Isn't that showing that it's slightly faster with my patch? It's not as
fast as your "just --contains" example, but the exact improvement will
depend on how many commits your particular query has to traverse (and
from the improved overall time, it seems that "just --contains" is
traversing less). And I'd expect a fair bit of noise here. This really
isn't making anything faster; it's just using less memory, so any
speedup is coming from things like less-full memory caches.
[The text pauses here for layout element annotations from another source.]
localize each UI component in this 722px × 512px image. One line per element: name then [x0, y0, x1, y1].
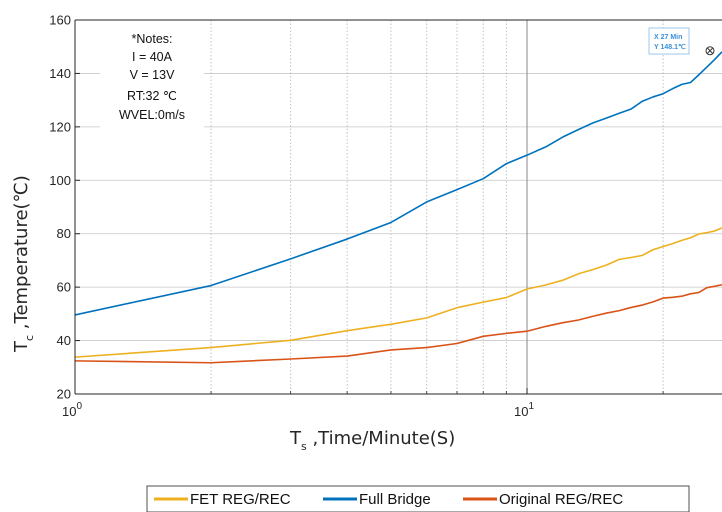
y-axis-title-main: T: [11, 340, 32, 353]
notes-line: RT:32 ℃: [127, 89, 177, 103]
y-axis-title-rest: ,Temperature(℃): [11, 175, 32, 335]
legend-label-full-bridge: Full Bridge: [359, 491, 431, 508]
notes-box: *Notes: I = 40A V = 13V RT:32 ℃ WVEL:0m/…: [100, 27, 204, 131]
data-tip[interactable]: X 27 Min Y 148.1℃: [648, 27, 715, 56]
y-axis-title: Tc ,Temperature(℃): [11, 175, 36, 353]
series-line-2: [74, 283, 722, 364]
legend-box: [146, 485, 690, 512]
tick-layer: 20 40 60 80 100 120 140 160 100 101: [49, 13, 664, 419]
x-axis-title-main: T: [289, 428, 302, 449]
x-axis-title-rest: ,Time/Minute(S): [307, 428, 456, 449]
notes-line: I = 40A: [132, 50, 173, 64]
x-tick-label: 101: [514, 401, 534, 419]
series-line-0: [74, 227, 722, 358]
y-axis-title-sub: c: [23, 335, 36, 341]
legend: FET REG/REC Full Bridge Original REG/REC: [146, 485, 690, 512]
data-tip-box: [648, 27, 690, 55]
x-tick-label: 100: [62, 401, 82, 419]
y-tick-label: 60: [57, 280, 71, 295]
x-axis-title-sub: s: [301, 440, 307, 453]
data-tip-x-label: X 27 Min: [654, 34, 682, 41]
y-tick-label: 160: [49, 13, 71, 28]
series-layer: [74, 51, 722, 364]
legend-label-fet: FET REG/REC: [190, 491, 291, 508]
y-tick-label: 140: [49, 66, 71, 81]
notes-line: WVEL:0m/s: [119, 108, 185, 122]
y-tick-label: 80: [57, 226, 71, 241]
notes-background: [100, 27, 204, 131]
y-tick-label: 20: [57, 387, 71, 402]
y-tick-label: 40: [57, 333, 71, 348]
notes-line: *Notes:: [132, 32, 173, 46]
y-tick-label: 120: [49, 119, 71, 134]
series-line-1: [74, 51, 722, 316]
data-tip-marker-cross: [707, 47, 713, 54]
data-tip-y-label: Y 148.1℃: [654, 43, 686, 51]
legend-label-original: Original REG/REC: [499, 491, 623, 508]
y-tick-label: 100: [49, 173, 71, 188]
x-axis-title: Ts ,Time/Minute(S): [289, 428, 455, 453]
notes-line: V = 13V: [130, 68, 175, 82]
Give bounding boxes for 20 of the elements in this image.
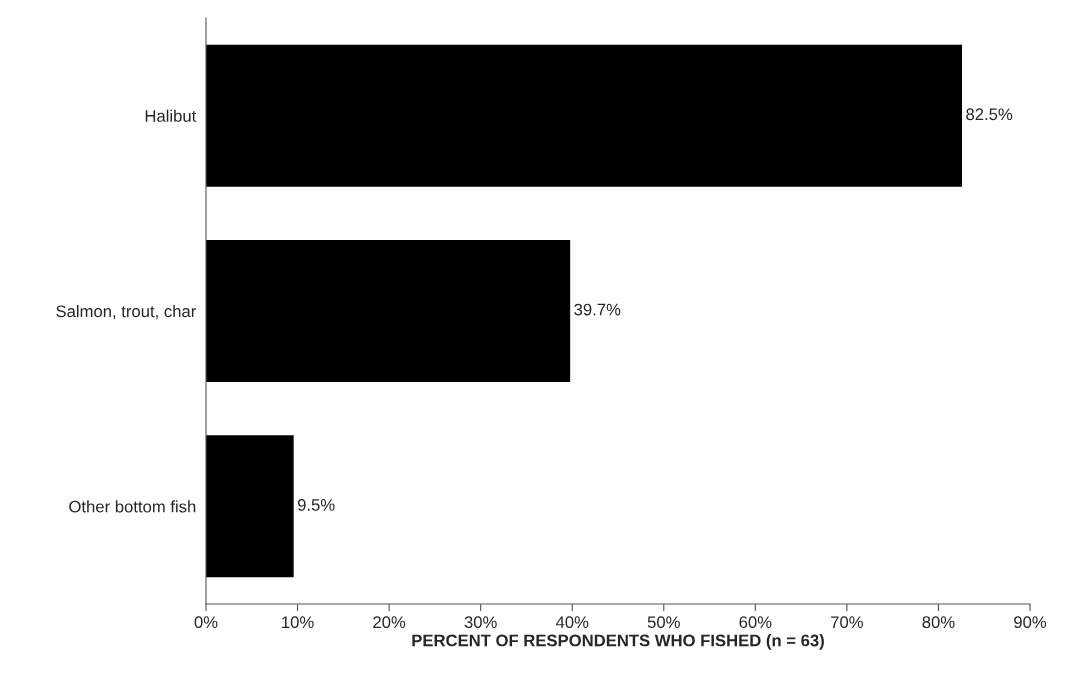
bar	[206, 44, 963, 187]
data-label: 82.5%	[966, 108, 1013, 121]
x-tick-label: 40%	[555, 616, 589, 629]
x-tick-label: 50%	[647, 616, 680, 629]
y-tick-label: Halibut	[145, 109, 197, 122]
y-tick-label: Salmon, trout, char	[56, 304, 197, 320]
x-tick-label: 30%	[464, 616, 497, 629]
x-tick-label: 0%	[194, 616, 218, 629]
x-tick-label: 10%	[282, 616, 314, 629]
data-label: 9.5%	[297, 499, 335, 511]
bar	[206, 239, 571, 383]
x-tick-label: 60%	[739, 616, 772, 629]
data-label: 39.7%	[574, 303, 621, 316]
x-axis-title: PERCENT OF RESPONDENTS WHO FISHED (n = 63)	[412, 634, 824, 650]
x-tick-label: 80%	[922, 616, 955, 629]
x-tick-label: 20%	[373, 616, 406, 629]
x-tick-label: 90%	[1014, 616, 1047, 629]
x-tick-label: 70%	[831, 616, 863, 629]
y-tick-label: Other bottom fish	[69, 500, 196, 513]
bar	[206, 435, 294, 578]
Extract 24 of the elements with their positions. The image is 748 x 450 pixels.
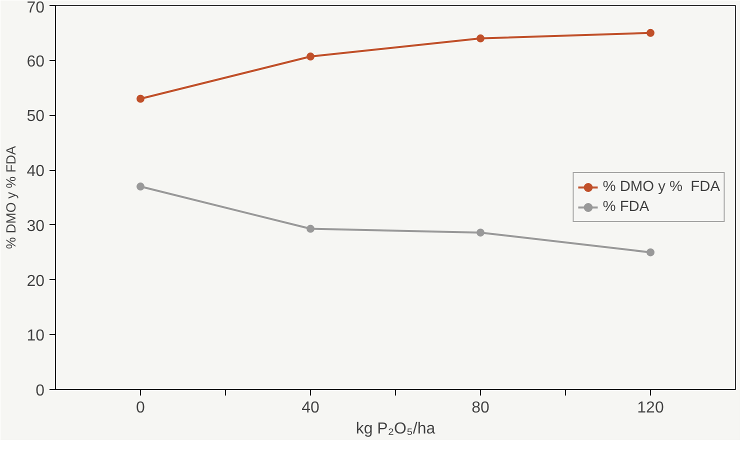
x-axis-title: kg P₂O₅/ha: [356, 420, 436, 438]
point: [306, 52, 314, 61]
point: [476, 228, 484, 237]
point: [306, 224, 314, 233]
x-tick-label: 40: [302, 400, 320, 416]
x-tick-label: 0: [136, 400, 146, 416]
x-tick-label: 80: [472, 400, 490, 416]
y-tick-label: 70: [26, 0, 45, 16]
point: [136, 94, 144, 103]
y-axis-title: % DMO y % FDA: [4, 146, 19, 249]
point: [646, 28, 654, 37]
y-tick-label: 60: [26, 53, 45, 70]
y-tick-label: 0: [36, 382, 45, 400]
legend-label: % FDA: [602, 199, 650, 215]
y-tick-label: 40: [26, 163, 45, 180]
point: [476, 34, 484, 42]
point: [136, 182, 144, 191]
legend-label: % DMO y % FDA: [602, 179, 720, 195]
y-tick-label: 10: [26, 328, 45, 345]
y-tick-label: 50: [26, 108, 45, 126]
y-tick-label: 20: [26, 272, 45, 290]
y-tick-label: 30: [26, 218, 45, 235]
point: [646, 248, 654, 256]
x-tick-label: 120: [637, 400, 664, 416]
BTW, I picked "--contains 1da177e4c3" in linux.git because I thought it
would have to traverse a lot (because that's the oldest commit), but it
actually isn't the worst case. Just asking about "--contains HEAD"
requires more traversal, but still shows a speed improvement (7.45s
before my patch, 7.26s after).

But I was curious about the heap savings there, since the numbers should
be larger. And indeed they are. Here's peak heap for two runs:

  1093721590 ./git.old --no-pager tag --contains HEAD
   218077941 ./git.new --no-pager tag --contains HEAD

Whoops, that is indeed 1GB of heap, which is what Olaf was seeing
(though I don't know what repo he's using, it's roughly proportional to
the number of commits). And 200MB afterwards. So indeed, I'd expect this
patch (or the hackier version I showed earlier) to make a significant
dent in his workload.

Of course the even better solution is to use commit-graphs. That drops
the memory usage to a few megabytes, and the time to only a few
milliseconds (because generation numbers let us avoid most of the
traversal).

-Peff